A career at a hedge fund or private equity firm can offer financial rewards that outpace earnings at even the biggest law firms. Partners at the nation’s largest 100 firms made an average of $1.2 million in 2006, but many senior investment bankers will take home an average of $2.25 million to $2.75 million in bonuses and salaries, the New York Times reports.
But even more important than money are the glamour, control and quick path to financial rewards in investment banking, according to the article.
Lawyers no longer enjoy the prestige they once held, and the quest for billable hours has taken away the notion of law as a noble profession. Doctors and lawyers “have slipped a notch in social status, drifting toward the safe-and-staid realm of dentists and accountants,” the story reports.
The change is reflected in the number of students applying to law schools.
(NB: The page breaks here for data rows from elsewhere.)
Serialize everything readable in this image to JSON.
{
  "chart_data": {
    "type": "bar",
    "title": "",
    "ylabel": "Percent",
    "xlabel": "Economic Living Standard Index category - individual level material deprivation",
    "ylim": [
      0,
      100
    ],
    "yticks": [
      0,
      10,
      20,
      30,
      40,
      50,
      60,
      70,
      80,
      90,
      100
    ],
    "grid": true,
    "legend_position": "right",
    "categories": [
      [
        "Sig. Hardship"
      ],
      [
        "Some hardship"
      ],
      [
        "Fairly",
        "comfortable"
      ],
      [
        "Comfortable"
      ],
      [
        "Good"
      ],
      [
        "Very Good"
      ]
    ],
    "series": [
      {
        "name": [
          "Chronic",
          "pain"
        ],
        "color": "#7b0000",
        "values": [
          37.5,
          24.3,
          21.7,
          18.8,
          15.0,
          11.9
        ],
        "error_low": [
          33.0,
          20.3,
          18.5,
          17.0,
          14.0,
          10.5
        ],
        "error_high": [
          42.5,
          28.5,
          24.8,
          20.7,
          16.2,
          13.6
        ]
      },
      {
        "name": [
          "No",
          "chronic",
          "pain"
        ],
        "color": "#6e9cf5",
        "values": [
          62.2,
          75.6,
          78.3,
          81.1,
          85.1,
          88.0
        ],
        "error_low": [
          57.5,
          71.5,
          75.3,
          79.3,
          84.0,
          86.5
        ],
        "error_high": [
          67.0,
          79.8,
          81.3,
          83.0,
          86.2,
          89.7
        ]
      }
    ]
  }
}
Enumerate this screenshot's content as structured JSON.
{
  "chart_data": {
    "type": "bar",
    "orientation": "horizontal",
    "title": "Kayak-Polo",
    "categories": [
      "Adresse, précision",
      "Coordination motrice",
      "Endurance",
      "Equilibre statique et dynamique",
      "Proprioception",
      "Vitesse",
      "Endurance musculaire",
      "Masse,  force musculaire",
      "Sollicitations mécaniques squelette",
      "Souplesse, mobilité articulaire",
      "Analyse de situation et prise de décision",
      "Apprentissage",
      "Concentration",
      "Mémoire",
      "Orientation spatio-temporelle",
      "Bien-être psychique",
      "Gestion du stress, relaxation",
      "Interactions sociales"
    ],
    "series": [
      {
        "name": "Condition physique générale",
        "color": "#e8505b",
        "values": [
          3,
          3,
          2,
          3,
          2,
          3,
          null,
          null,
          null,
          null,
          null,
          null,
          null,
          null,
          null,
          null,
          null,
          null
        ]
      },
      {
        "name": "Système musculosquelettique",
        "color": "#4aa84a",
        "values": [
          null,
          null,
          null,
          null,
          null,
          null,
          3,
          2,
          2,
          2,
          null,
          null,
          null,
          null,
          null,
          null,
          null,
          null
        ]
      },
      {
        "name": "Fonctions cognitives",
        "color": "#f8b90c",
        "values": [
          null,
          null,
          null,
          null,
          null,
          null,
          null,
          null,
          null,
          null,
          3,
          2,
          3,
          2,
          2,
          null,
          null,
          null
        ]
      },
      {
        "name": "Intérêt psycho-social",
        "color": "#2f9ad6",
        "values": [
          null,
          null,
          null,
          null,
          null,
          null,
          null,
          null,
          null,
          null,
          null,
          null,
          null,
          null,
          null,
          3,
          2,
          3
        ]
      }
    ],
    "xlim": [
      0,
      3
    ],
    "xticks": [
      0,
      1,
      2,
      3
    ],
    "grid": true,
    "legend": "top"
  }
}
The number of applicants dropped 5.2 percent in 2005 from the year before, and another 6.7 percent in 2006, when 83,500 applied to law schools.
Richard Florida, who wrote the book The Rise of the Creative Class: And How It’s Transforming Work, Leisure, Community and Everyday Life, says young people consider creativity and flexibility to be hallmarks of a prestigious career. Careers in law and medicine have “lost their allure, their status. And it isn’t about money,” he told the Times.
Temple sociology professor Kevin Delaney told the newspaper that executives who work for hedge funds and private equity firms can make or lose a million dollars based on the trades they make. They “love the idea of being responsible for their own fate.”